Neuromorphic computing offers an energy-efficient alternative to conventional deep learning accelerators for real-time time-series processing. However, many edge applications, such as wireless sensing and audio recognition, generate streaming signals with rich spectral features that are not effectively captured by conventional leaky integrate-and-fire (LIF) spiking neurons. This paper investigates a wireless split computing architecture that employs resonate-and-fire (RF) neurons with oscillatory dynamics to process time-domain signals directly, eliminating the need for costly spectral pre-processing. By resonating at tunable frequencies, RF neurons extract time-localized spectral features while maintaining low spiking activity. This temporal sparsity translates into significant savings in both computation and transmission energy. Assuming an OFDM-based analog wireless interface for spike transmission, we present a complete system design and evaluate its performance on audio classification and modulation classification tasks. Experimental results show that the proposed RF-SNN architecture achieves comparable accuracy to conventional LIF-SNNs and ANNs, while substantially reducing spike rates and total energy consumption during inference and communication.

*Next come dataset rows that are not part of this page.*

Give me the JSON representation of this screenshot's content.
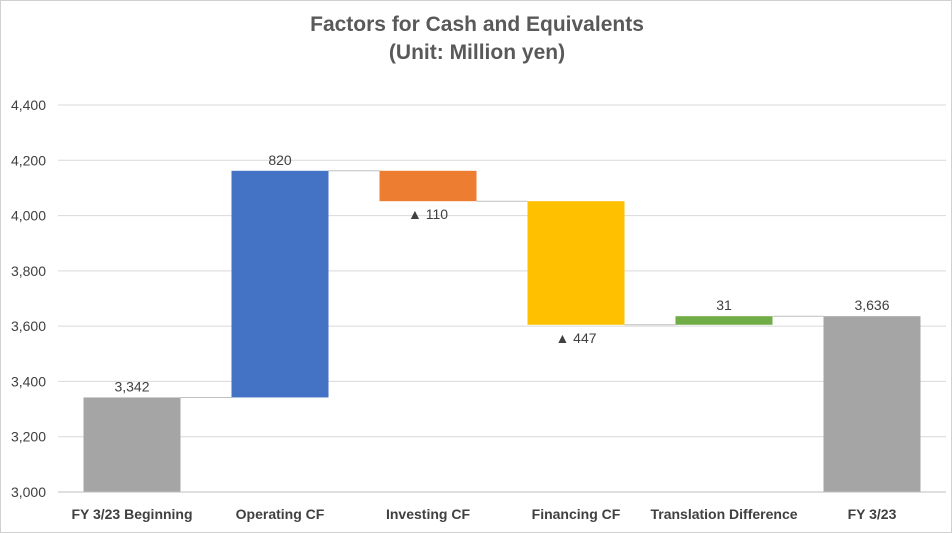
{
  "chart_data": {
    "type": "waterfall",
    "title": "Factors for Cash and Equivalents",
    "subtitle": "(Unit: Million yen)",
    "ylim": [
      3000,
      4400
    ],
    "yticks": [
      3000,
      3200,
      3400,
      3600,
      3800,
      4000,
      4200,
      4400
    ],
    "ytick_labels": [
      "3,000",
      "3,200",
      "3,400",
      "3,600",
      "3,800",
      "4,000",
      "4,200",
      "4,400"
    ],
    "grid": true,
    "categories": [
      "FY 3/23 Beginning",
      "Operating CF",
      "Investing CF",
      "Financing CF",
      "Translation Difference",
      "FY 3/23"
    ],
    "bars": [
      {
        "start": 0,
        "end": 3342,
        "total": true,
        "color": "#a5a5a5",
        "label": "3,342"
      },
      {
        "start": 3342,
        "end": 4162,
        "total": false,
        "color": "#4472c4",
        "label": "820"
      },
      {
        "start": 4162,
        "end": 4052,
        "total": false,
        "color": "#ed7d31",
        "label": "▲ 110"
      },
      {
        "start": 4052,
        "end": 3605,
        "total": false,
        "color": "#ffc000",
        "label": "▲ 447"
      },
      {
        "start": 3605,
        "end": 3636,
        "total": false,
        "color": "#70ad47",
        "label": "31"
      },
      {
        "start": 0,
        "end": 3636,
        "total": true,
        "color": "#a5a5a5",
        "label": "3,636"
      }
    ]
  }
}
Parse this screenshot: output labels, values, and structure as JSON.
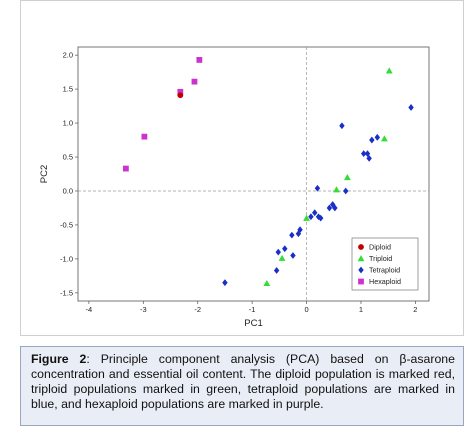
{
  "chart_data": {
    "type": "scatter",
    "xlabel": "PC1",
    "ylabel": "PC2",
    "xlim": [
      -4.2,
      2.25
    ],
    "ylim": [
      -1.62,
      2.12
    ],
    "xticks": [
      -4,
      -3,
      -2,
      -1,
      0,
      1,
      2
    ],
    "yticks": [
      -1.5,
      -1.0,
      -0.5,
      0.0,
      0.5,
      1.0,
      1.5,
      2.0
    ],
    "xtick_labels": [
      "-4",
      "-3",
      "-2",
      "-1",
      "0",
      "1",
      "2"
    ],
    "ytick_labels": [
      "-1.5",
      "-1.0",
      "-0.5",
      "0.0",
      "0.5",
      "1.0",
      "1.5",
      "2.0"
    ],
    "reference_lines": {
      "x": 0,
      "y": 0
    },
    "legend_position": "bottom-right",
    "series": [
      {
        "name": "Diploid",
        "marker": "circle",
        "color": "#c00000",
        "points": [
          [
            -2.32,
            1.41
          ]
        ]
      },
      {
        "name": "Triploid",
        "marker": "triangle",
        "color": "#33dd33",
        "points": [
          [
            1.52,
            1.77
          ],
          [
            1.43,
            0.77
          ],
          [
            0.75,
            0.2
          ],
          [
            0.55,
            0.02
          ],
          [
            0.0,
            -0.4
          ],
          [
            -0.45,
            -0.99
          ],
          [
            -0.73,
            -1.36
          ]
        ]
      },
      {
        "name": "Tetraploid",
        "marker": "diamond",
        "color": "#1a2fc8",
        "points": [
          [
            1.92,
            1.23
          ],
          [
            0.65,
            0.96
          ],
          [
            1.3,
            0.79
          ],
          [
            1.2,
            0.75
          ],
          [
            1.12,
            0.55
          ],
          [
            1.05,
            0.55
          ],
          [
            1.15,
            0.48
          ],
          [
            0.72,
            0.0
          ],
          [
            0.2,
            0.04
          ],
          [
            0.48,
            -0.2
          ],
          [
            0.42,
            -0.25
          ],
          [
            0.52,
            -0.25
          ],
          [
            0.22,
            -0.38
          ],
          [
            0.15,
            -0.32
          ],
          [
            0.26,
            -0.4
          ],
          [
            0.08,
            -0.38
          ],
          [
            -0.12,
            -0.57
          ],
          [
            -0.15,
            -0.63
          ],
          [
            -0.27,
            -0.65
          ],
          [
            -0.25,
            -0.95
          ],
          [
            -0.4,
            -0.85
          ],
          [
            -0.52,
            -0.9
          ],
          [
            -0.55,
            -1.17
          ],
          [
            -1.5,
            -1.35
          ]
        ]
      },
      {
        "name": "Hexaploid",
        "marker": "square",
        "color": "#cc33cc",
        "points": [
          [
            -1.97,
            1.93
          ],
          [
            -2.06,
            1.61
          ],
          [
            -2.32,
            1.46
          ],
          [
            -2.98,
            0.8
          ],
          [
            -3.32,
            0.33
          ]
        ]
      }
    ]
  },
  "caption": {
    "label": "Figure 2",
    "text": ": Principle component analysis (PCA) based on β-asarone concentration and essential oil content. The diploid population is marked red, triploid populations marked in green, tetraploid populations are marked in blue, and hexaploid populations are marked in purple."
  }
}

Jiechen Chen, Sangwoo Park, Osvaldo Simeone

Spiking neural networks (SNNs) process time-series data via internal event-driven neural dynamics. The energy consumption of an SNN depends on the number of spikes exchanged between neurons over the course of the input presentation. Typically, decisions are produced after the entire input sequence has been processed. This results in latency and energy consumption levels that are fairly uniform across inputs. However, as explored in recent work, SNNs can produce an early decision when the SNN model is sufficiently ``confident'', adapting delay and energy consumption to the difficulty of each example. Existing techniques are based on heuristic measures of confidence that do not provide reliability guarantees, potentially exiting too early. In this paper, we introduce a novel delay-adaptive SNN-based inference methodology that, wrapping around any pre-trained SNN classifier, provides guaranteed reliability for the decisions produced at input-dependent stopping times. The approach, dubbed SpikeCP, leverages tools from conformal prediction (CP). It entails minimal complexity increase as compared to the underlying SNN, requiring only additional thresholding and counting operations at run time. SpikeCP is also extended to integrate a CP-aware training phase that targets delay performance. Variants of CP based on alternative confidence correction schemes, from Bonferroni to Simes, are explored, and extensive experiments are described using the MNIST-DVS data set, DVS128 Gesture dataset, and CIFAR-10 dataset.